The federal Computer Fraud and Abuse Act (“CFAA”) is widely regarded as a body of federal law designed to protect companies and individuals from computer hackers. The Ninth Circuit has followed the example of the Fifth and Eleventh Circuits and broadened the application of the law to an employee who accessed company customer information with the intent to use it for purposes that violated the company’s usage policy, and then used the downloaded information to start a competing business.

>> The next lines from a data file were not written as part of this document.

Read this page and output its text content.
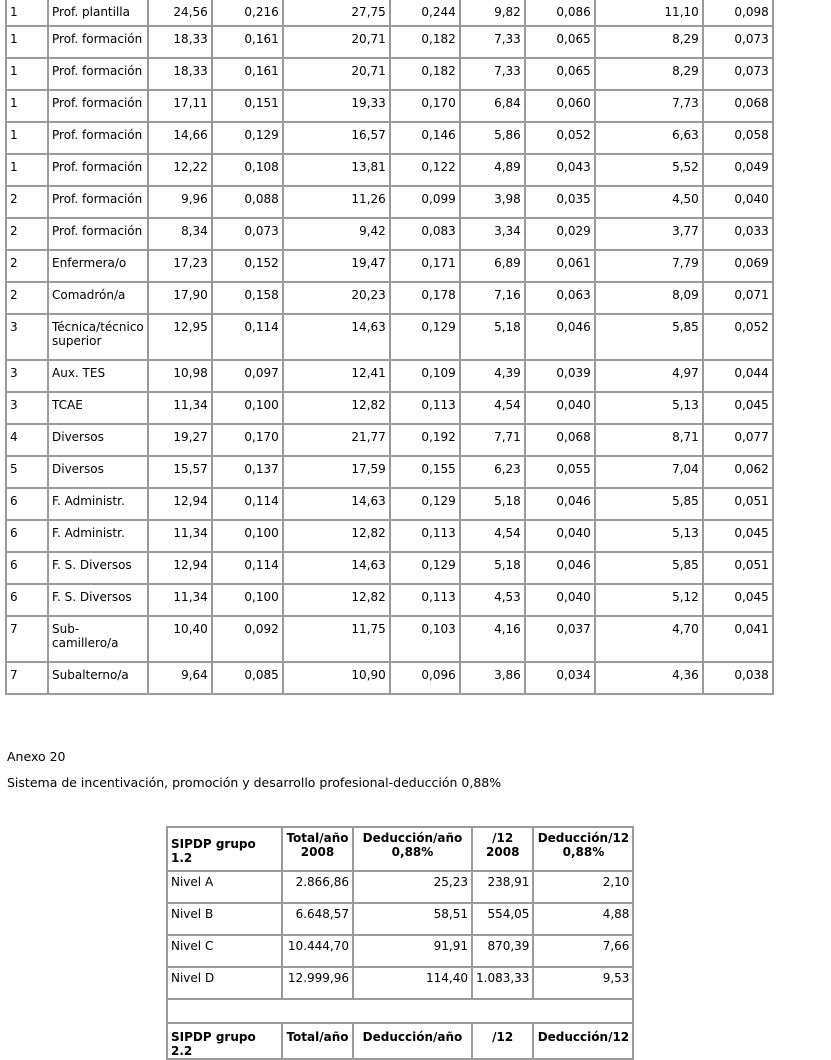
1	Prof. plantilla	24,56	0,216	27,75	0,244	9,82	0,086	11,10	0,098
1	Prof. formación	18,33	0,161	20,71	0,182	7,33	0,065	8,29	0,073
1	Prof. formación	18,33	0,161	20,71	0,182	7,33	0,065	8,29	0,073
1	Prof. formación	17,11	0,151	19,33	0,170	6,84	0,060	7,73	0,068
1	Prof. formación	14,66	0,129	16,57	0,146	5,86	0,052	6,63	0,058
1	Prof. formación	12,22	0,108	13,81	0,122	4,89	0,043	5,52	0,049
2	Prof. formación	9,96	0,088	11,26	0,099	3,98	0,035	4,50	0,040
2	Prof. formación	8,34	0,073	9,42	0,083	3,34	0,029	3,77	0,033
2	Enfermera/o	17,23	0,152	19,47	0,171	6,89	0,061	7,79	0,069
2	Comadrón/a	17,90	0,158	20,23	0,178	7,16	0,063	8,09	0,071
3	Técnica/técnico superior	12,95	0,114	14,63	0,129	5,18	0,046	5,85	0,052
3	Aux. TES	10,98	0,097	12,41	0,109	4,39	0,039	4,97	0,044
3	TCAE	11,34	0,100	12,82	0,113	4,54	0,040	5,13	0,045
4	Diversos	19,27	0,170	21,77	0,192	7,71	0,068	8,71	0,077
5	Diversos	15,57	0,137	17,59	0,155	6,23	0,055	7,04	0,062
6	F. Administr.	12,94	0,114	14,63	0,129	5,18	0,046	5,85	0,051
6	F. Administr.	11,34	0,100	12,82	0,113	4,54	0,040	5,13	0,045
6	F. S. Diversos	12,94	0,114	14,63	0,129	5,18	0,046	5,85	0,051
6	F. S. Diversos	11,34	0,100	12,82	0,113	4,53	0,040	5,12	0,045
7	Sub- camillero/a	10,40	0,092	11,75	0,103	4,16	0,037	4,70	0,041
7	Subalterno/a	9,64	0,085	10,90	0,096	3,86	0,034	4,36	0,038
Anexo 20
Sistema de incentivación, promoción y desarrollo profesional-deducción 0,88%
SIPDP grupo 1.2	Total/año 2008	Deducción/año 0,88%	/12 2008	Deducción/12 0,88%
Nivel A	2.866,86	25,23	238,91	2,10
Nivel B	6.648,57	58,51	554,05	4,88
Nivel C	10.444,70	91,91	870,39	7,66
Nivel D	12.999,96	114,40	1.083,33	9,53

SIPDP grupo 2.2	Total/año	Deducción/año	/12	Deducción/12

Here is what happened in the Ninth Circuit case. The CFAA, which is a criminal statute, authorizes punishment of anyone who “knowingly and with intent to defraud, accesses a protected computer without authorization, or exceeds authorized access, and by means of such conduct furthers the intended fraud and obtains anything of value.” In United States v. Nosal, Mr. Nosal was accused of having transferred to his new company a confidential database of executives and companies that was proprietary to his former employer, an executive search firm. While employed, he had signed a nondisclosure agreement that restricted his use and disclosure of the company’s confidential information. (This is a common type of nondisclosure requirement used in industries that maintain confidential or proprietary information.) In addition, when he or any other employee accessed the company’s computers, a notice popped up warning that accessing company computer information without specific company authorization could lead to criminal prosecution. Mr. Nosal nevertheless, individually and with the assistance of others who also left the company to join his competing business, accessed the database with the intent to use the database to benefit his new competing business. He argued that this conduct could not be “unauthorized” in violation of the statute because he and his co-conspirators did have authority to access the database even though they did not have authority to use the database for the purposes of which they were accused. In other words, they argued that their actions were authorized even if their intentions were not consistent with the authority they had been granted by their employer.

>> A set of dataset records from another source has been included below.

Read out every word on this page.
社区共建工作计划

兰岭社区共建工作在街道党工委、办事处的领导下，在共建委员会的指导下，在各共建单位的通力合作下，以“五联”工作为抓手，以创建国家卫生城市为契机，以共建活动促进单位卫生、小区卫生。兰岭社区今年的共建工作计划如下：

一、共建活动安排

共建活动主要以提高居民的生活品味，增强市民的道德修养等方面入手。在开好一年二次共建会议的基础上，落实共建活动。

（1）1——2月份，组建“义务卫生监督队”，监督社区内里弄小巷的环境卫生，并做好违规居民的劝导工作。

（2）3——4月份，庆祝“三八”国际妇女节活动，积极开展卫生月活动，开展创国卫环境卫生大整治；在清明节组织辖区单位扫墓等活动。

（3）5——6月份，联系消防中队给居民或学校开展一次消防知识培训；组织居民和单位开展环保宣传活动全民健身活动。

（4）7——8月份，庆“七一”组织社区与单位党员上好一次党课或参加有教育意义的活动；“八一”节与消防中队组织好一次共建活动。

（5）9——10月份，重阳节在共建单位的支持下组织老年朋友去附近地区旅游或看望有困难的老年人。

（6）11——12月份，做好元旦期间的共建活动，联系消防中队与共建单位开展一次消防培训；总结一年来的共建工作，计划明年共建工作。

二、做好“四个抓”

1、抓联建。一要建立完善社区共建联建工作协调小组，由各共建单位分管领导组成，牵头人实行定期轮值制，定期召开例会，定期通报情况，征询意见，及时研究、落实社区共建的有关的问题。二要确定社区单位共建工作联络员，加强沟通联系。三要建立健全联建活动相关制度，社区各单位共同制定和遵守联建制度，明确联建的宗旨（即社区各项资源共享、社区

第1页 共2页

The Ninth Circuit concluded that, because the company had placed clear restrictions on Mr. Nosal’s use of the database, and because he had exceeded those restrictions with intent to defraud and had furthered his intended fraud and gained something of value by exceeding the use restrictions, the CFAA was applicable. Therefore, he could be prosecuted under the CFAA. The court made a clear distinction between this type of conduct and an employee’s unauthorized use of the employer’s computer system to access personal email or search the Internet for personal use, where such use does not represent an effort to defraud the employer. Such latter conduct, while against company rules, would not necessarily violate federal law under the Nosal decision.
This decision teaches lessons to both employers and employees.

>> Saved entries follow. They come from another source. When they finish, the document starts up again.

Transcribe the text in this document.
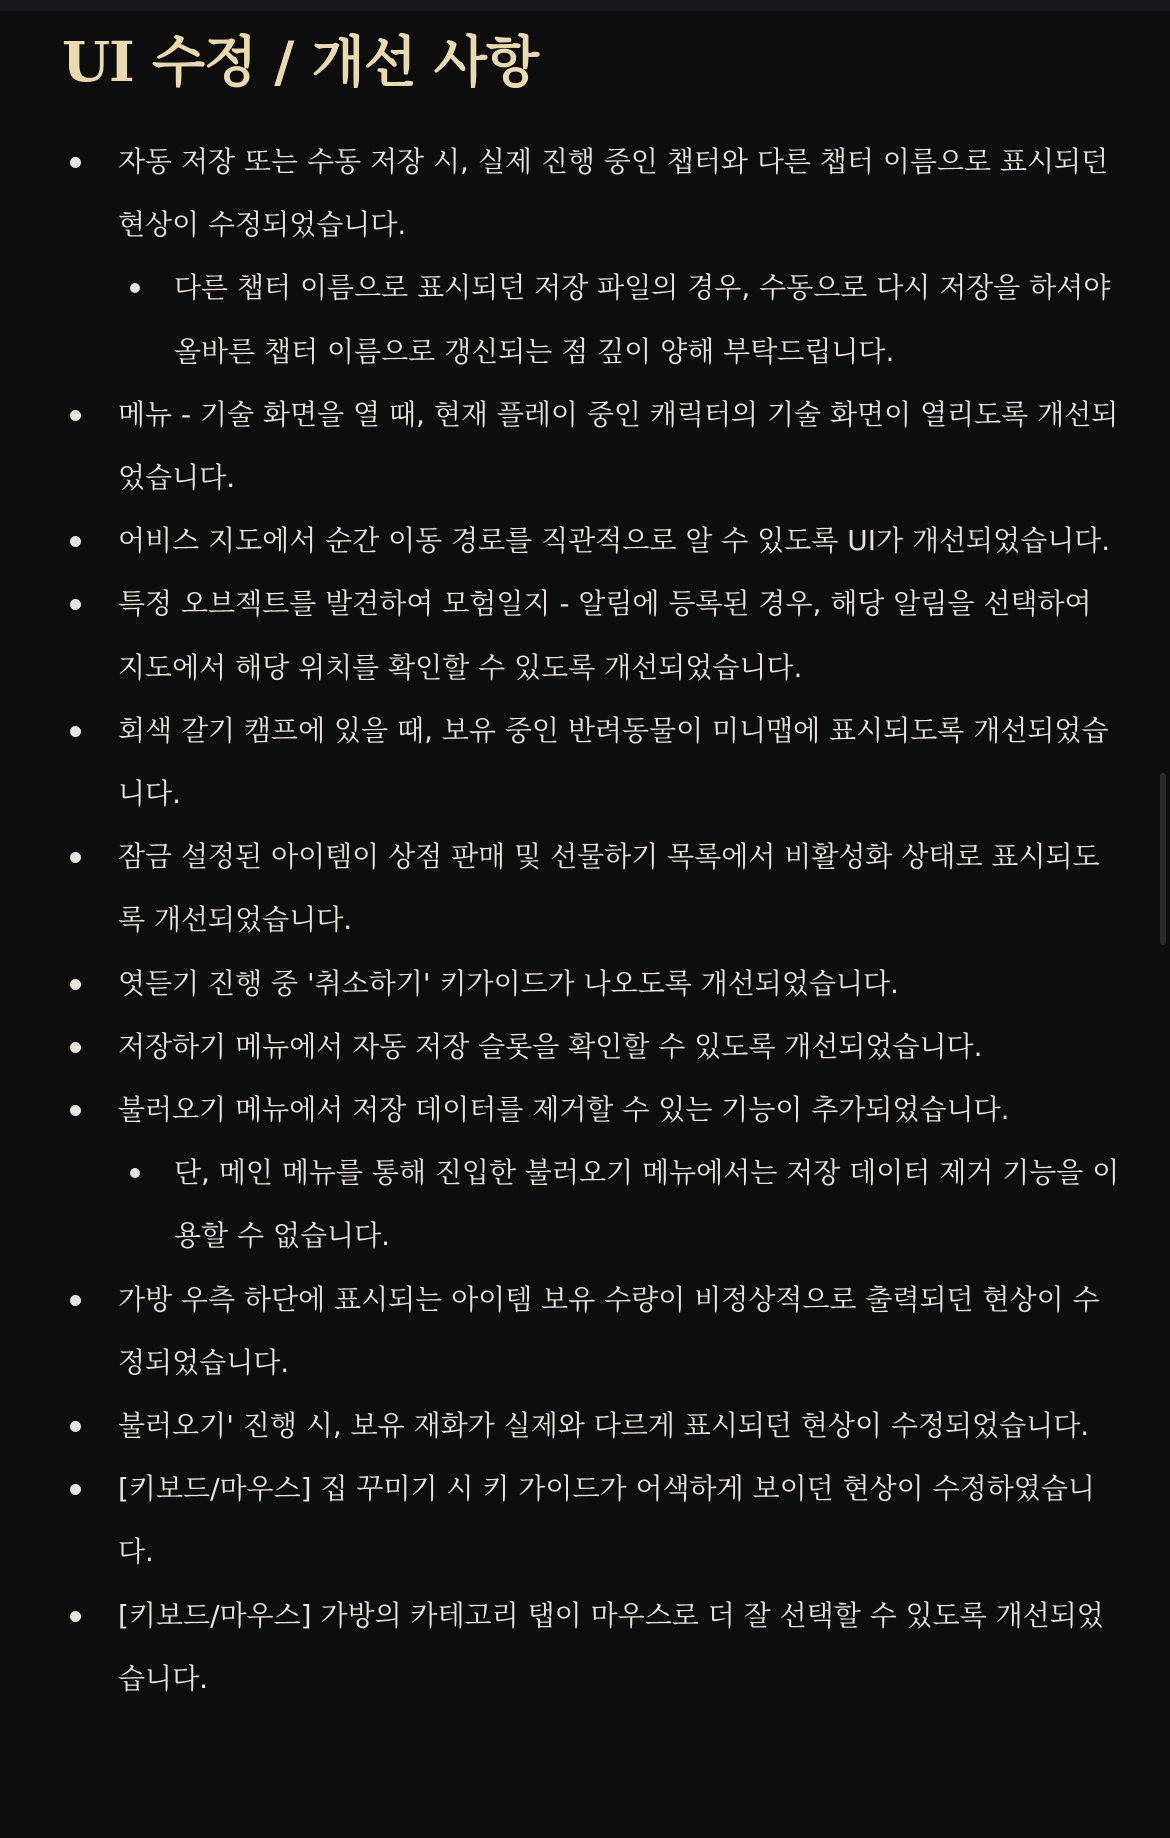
UI 수정 / 개선 사항
자동 저장 또는 수동 저장 시, 실제 진행 중인 챕터와 다른 챕터 이름으로 표시되던 현상이 수정되었습니다.
다른 챕터 이름으로 표시되던 저장 파일의 경우, 수동으로 다시 저장을 하셔야 올바른 챕터 이름으로 갱신되는 점 깊이 양해 부탁드립니다.
메뉴 - 기술 화면을 열 때, 현재 플레이 중인 캐릭터의 기술 화면이 열리도록 개선되었습니다.
어비스 지도에서 순간 이동 경로를 직관적으로 알 수 있도록 UI가 개선되었습니다.
특정 오브젝트를 발견하여 모험일지 - 알림에 등록된 경우, 해당 알림을 선택하여 지도에서 해당 위치를 확인할 수 있도록 개선되었습니다.
회색 갈기 캠프에 있을 때, 보유 중인 반려동물이 미니맵에 표시되도록 개선되었습니다.
잠금 설정된 아이템이 상점 판매 및 선물하기 목록에서 비활성화 상태로 표시되도록 개선되었습니다.
엿듣기 진행 중 '취소하기' 키가이드가 나오도록 개선되었습니다.
저장하기 메뉴에서 자동 저장 슬롯을 확인할 수 있도록 개선되었습니다.
불러오기 메뉴에서 저장 데이터를 제거할 수 있는 기능이 추가되었습니다.
단, 메인 메뉴를 통해 진입한 불러오기 메뉴에서는 저장 데이터 제거 기능을 이용할 수 없습니다.
가방 우측 하단에 표시되는 아이템 보유 수량이 비정상적으로 출력되던 현상이 수정되었습니다.
불러오기' 진행 시, 보유 재화가 실제와 다르게 표시되던 현상이 수정되었습니다.
[키보드/마우스] 집 꾸미기 시 키 가이드가 어색하게 보이던 현상이 수정하였습니다.
[키보드/마우스] 가방의 카테고리 탭이 마우스로 더 잘 선택할 수 있도록 개선되었습니다.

For employers, the message is that a computer usage policy should place clear limits on what an employee can and cannot do with the information located on the computer. In addition, if an employee is only authorized to access certain databases, or certain drives within the computer system, the employee should be given written notice of those restrictions as well. (The latter concern can also be addressed by the system administrator by limiting each employee’s “permissions” to parts of the computer system that are authorized.) Where an employee is found to have exceeded the employer’s clear usage restrictions, the company may wish to consider making an example of the employee to discourage others from following suit.
For employees, the lesson is that the employee should make sure he/she fully understands how he/she is allowed to use the company’s computer system, as well as which portions of the computer system he/she is allowed to access. If in doubt, the employee should ask for clarification or steer clear of any gray areas. Ignoring clear restrictions can potentially result in not only termination but also a criminal prosecution.
The analysis set forth in this article is provided for general understanding only and should not be considered legal advice. Counsel should always be consulted for advice regarding a specific situation.